Integration a sensitive topic in coalition negotiations

The Center Party, the Social Democrats, and IRL continued their coalition negotiations on Tuesday with the topic of integration. The three parties have a very different understanding of what integration should mean and how it should be supported. Justice Minister Urmas Reinsalu (IRL) said on Tuesday morning that he was hopeful they could find common ground.
Center Party member and Member of the European Parliament for Estonia, Yana Toom, has asked the European Commission to assess whether or not Estonia’s Language Act met European legal norms and principles, ERR’s radio news reported on Tuesday.
Toom’s complaint is that the Estonian law sets the bar too high where professions and positions require a certain knowledge of Estonian.
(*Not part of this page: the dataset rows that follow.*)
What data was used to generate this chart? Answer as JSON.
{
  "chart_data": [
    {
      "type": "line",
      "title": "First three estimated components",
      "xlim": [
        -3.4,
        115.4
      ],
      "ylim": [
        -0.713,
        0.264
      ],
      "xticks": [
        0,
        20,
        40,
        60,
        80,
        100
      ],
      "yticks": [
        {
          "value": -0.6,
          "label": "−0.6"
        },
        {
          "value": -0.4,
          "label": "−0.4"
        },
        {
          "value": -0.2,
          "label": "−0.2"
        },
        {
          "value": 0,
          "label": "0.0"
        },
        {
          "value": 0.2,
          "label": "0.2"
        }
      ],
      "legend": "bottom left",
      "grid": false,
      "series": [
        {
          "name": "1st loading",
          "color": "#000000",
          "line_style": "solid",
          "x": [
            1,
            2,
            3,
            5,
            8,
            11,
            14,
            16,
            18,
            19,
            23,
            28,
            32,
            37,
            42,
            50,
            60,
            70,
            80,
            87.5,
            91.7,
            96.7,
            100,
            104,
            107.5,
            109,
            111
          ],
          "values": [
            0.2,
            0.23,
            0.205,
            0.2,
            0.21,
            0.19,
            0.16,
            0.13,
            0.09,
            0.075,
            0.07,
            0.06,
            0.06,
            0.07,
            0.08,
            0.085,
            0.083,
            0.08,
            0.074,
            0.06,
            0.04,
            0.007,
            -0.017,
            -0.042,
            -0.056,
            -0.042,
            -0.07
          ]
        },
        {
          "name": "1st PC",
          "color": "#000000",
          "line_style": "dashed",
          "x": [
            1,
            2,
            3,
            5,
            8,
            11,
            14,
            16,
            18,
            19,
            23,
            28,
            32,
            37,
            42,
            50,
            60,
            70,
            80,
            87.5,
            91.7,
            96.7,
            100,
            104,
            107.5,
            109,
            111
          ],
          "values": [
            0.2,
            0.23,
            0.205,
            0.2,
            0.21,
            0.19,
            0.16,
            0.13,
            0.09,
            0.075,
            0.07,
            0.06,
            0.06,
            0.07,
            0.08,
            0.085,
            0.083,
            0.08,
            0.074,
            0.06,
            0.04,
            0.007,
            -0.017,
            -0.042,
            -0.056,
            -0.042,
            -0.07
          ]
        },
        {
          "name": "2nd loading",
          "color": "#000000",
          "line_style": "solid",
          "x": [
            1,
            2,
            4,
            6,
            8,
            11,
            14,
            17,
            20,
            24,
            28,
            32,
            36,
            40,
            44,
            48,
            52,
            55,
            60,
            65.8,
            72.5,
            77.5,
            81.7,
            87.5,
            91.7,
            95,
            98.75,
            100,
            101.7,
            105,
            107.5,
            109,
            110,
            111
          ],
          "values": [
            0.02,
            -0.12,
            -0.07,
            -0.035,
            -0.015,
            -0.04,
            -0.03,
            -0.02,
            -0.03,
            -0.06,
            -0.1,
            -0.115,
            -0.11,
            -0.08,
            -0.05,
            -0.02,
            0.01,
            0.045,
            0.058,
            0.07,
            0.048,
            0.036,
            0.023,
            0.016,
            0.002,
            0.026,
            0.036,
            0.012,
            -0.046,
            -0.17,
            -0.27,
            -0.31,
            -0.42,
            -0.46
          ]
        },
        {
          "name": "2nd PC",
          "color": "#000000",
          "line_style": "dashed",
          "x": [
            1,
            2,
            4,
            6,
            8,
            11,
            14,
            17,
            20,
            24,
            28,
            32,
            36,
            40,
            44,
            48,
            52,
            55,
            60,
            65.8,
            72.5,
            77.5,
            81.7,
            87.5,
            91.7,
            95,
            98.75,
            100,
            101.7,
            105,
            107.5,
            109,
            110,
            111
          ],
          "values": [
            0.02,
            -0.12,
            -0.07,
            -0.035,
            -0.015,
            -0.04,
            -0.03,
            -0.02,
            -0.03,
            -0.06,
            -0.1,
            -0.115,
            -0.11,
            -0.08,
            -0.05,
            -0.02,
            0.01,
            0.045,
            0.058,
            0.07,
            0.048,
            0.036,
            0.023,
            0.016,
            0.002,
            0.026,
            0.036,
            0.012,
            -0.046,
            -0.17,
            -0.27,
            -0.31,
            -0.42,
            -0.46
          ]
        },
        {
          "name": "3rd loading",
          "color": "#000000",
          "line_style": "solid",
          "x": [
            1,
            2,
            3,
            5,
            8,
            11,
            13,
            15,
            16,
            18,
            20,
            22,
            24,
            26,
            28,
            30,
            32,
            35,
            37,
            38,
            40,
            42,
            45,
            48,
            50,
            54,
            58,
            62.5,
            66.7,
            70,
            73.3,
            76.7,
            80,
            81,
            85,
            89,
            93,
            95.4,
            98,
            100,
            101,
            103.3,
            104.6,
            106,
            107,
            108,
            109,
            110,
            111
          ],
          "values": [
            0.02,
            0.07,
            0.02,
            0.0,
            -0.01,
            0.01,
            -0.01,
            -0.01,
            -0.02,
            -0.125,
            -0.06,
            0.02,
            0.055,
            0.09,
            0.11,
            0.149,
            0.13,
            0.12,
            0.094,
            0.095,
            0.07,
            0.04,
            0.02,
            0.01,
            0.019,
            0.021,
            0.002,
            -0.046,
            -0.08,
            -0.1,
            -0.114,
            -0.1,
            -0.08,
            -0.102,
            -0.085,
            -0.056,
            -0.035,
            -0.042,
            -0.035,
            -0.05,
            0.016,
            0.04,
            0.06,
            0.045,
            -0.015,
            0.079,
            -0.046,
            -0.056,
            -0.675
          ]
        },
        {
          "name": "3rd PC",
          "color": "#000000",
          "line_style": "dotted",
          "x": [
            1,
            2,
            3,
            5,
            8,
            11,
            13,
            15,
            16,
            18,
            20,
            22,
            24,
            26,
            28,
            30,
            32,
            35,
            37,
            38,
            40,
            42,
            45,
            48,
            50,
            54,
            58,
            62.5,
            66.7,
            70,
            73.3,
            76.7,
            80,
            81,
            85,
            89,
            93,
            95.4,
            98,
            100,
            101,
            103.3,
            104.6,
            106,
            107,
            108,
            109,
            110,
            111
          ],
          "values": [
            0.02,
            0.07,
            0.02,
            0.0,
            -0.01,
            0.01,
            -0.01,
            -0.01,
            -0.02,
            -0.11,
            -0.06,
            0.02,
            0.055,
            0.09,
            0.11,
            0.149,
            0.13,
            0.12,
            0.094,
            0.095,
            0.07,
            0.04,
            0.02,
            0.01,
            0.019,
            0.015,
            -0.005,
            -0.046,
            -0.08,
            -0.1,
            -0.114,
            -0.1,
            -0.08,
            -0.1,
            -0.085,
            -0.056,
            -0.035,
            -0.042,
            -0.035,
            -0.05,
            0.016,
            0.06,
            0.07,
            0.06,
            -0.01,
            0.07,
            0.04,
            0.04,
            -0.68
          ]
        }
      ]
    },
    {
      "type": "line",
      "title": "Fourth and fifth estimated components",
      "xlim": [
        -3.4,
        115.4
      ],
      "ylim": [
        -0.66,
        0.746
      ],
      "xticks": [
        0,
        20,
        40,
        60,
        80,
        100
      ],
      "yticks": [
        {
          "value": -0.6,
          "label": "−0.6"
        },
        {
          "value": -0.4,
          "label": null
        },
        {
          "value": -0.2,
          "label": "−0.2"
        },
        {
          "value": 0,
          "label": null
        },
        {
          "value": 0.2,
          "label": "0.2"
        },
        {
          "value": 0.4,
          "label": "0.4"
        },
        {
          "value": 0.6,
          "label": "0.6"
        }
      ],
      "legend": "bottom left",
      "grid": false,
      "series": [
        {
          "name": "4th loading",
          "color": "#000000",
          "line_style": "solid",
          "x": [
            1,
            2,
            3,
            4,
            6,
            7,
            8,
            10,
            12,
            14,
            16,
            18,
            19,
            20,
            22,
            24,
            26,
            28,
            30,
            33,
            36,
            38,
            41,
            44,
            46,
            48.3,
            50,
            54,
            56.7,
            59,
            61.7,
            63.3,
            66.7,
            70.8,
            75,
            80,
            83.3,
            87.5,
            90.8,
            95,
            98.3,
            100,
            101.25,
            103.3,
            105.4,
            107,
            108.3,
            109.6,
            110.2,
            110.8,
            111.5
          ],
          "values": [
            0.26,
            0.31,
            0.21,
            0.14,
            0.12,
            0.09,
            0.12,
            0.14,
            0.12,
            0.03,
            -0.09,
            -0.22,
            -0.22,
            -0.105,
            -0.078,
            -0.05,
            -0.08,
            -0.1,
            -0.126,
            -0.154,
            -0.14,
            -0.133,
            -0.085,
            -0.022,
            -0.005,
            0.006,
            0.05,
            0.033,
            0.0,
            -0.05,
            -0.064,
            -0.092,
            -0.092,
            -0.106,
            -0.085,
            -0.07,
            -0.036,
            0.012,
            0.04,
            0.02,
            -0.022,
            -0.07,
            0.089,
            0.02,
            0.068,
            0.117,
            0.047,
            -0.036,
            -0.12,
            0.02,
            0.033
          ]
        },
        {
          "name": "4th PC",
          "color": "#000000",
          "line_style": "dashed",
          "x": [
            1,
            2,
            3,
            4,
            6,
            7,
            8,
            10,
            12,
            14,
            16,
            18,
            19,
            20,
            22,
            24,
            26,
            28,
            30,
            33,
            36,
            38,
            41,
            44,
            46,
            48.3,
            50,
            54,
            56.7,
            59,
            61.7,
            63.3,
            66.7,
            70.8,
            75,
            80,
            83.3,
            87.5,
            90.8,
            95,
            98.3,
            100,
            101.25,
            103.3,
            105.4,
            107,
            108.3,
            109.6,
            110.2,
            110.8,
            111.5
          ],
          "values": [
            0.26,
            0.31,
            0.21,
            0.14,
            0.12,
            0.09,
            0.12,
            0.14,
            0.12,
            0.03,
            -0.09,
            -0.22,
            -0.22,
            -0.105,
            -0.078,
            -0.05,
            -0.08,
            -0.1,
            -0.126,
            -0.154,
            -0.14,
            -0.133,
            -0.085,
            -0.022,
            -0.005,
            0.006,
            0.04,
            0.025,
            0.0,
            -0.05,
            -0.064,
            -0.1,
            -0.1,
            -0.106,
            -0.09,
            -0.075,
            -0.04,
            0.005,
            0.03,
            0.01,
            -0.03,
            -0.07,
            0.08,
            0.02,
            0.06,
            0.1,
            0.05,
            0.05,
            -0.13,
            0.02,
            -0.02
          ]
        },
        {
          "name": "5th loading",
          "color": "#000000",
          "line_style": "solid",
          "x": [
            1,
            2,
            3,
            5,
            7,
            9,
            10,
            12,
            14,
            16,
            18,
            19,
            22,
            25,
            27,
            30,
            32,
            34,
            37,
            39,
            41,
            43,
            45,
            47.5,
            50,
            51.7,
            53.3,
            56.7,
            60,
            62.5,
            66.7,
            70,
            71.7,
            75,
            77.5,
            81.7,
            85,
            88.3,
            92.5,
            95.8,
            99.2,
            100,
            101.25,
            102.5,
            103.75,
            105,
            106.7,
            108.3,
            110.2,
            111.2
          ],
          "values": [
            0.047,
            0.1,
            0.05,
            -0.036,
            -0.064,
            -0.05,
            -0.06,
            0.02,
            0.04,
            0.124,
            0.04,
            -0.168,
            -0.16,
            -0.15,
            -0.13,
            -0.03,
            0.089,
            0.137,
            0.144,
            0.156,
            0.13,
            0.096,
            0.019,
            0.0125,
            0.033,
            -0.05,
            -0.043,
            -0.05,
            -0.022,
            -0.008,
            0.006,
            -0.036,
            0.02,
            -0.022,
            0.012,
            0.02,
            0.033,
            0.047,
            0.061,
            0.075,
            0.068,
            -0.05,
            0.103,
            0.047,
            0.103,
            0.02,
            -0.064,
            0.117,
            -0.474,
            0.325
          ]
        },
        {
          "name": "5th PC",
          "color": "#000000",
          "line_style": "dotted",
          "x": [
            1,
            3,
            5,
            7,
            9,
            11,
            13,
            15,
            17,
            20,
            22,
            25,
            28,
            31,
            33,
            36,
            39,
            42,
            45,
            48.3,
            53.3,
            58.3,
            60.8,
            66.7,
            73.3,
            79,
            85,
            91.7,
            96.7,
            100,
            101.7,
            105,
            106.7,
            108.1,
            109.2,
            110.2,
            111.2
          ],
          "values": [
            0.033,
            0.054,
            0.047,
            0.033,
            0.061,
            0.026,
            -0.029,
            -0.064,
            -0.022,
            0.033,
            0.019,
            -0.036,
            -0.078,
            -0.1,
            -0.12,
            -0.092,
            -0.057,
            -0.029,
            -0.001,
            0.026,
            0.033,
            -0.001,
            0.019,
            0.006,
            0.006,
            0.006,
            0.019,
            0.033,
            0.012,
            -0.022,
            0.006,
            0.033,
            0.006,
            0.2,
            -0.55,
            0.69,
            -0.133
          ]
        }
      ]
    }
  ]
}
Past debates surrounding the topic included language requirements for bus and taxi drivers, for instance.
Matters of integration could turn out to be an issue in the Center Party, the Social Democrats, and IRL’s current coalition negotiations. Especially IRL has followed a restrictive approach, while the platforms of the Social Democrats and especially the Center Party are much more open.
For example, the Center Party’s platform includes a call to improve the availability of quality education in Russian, along with a warning that pushing through a education reform passed by the Riigikogu in 2007 would affect all of Estonia negatively.
The Social Democrats’ 2015 election platform included the aim to ensure that the children of parents who are not native speakers of Estonian learn to speak it well at primary as well as secondary and high school levels. Their platform also included an end of the discrimination of workers for their lack of Estonian, as well as making a program available for expedited naturalization for certain target groups.
This does not go together very well with IRL’s positions. IRL does not include integration in its party platform as a topic, but refers to it as a part of education and cultural policy. The party stresses though that Estonia is the home for all nationalities who live here.
Minister of Justice Urmas Reinsalu didn’t offer predictions how Tuesday’s negotiation round would turn out, but expressed hope that the parties would find common ground. They needed to agree what should be done, but also what shouldn’t be done, Reinsalu said.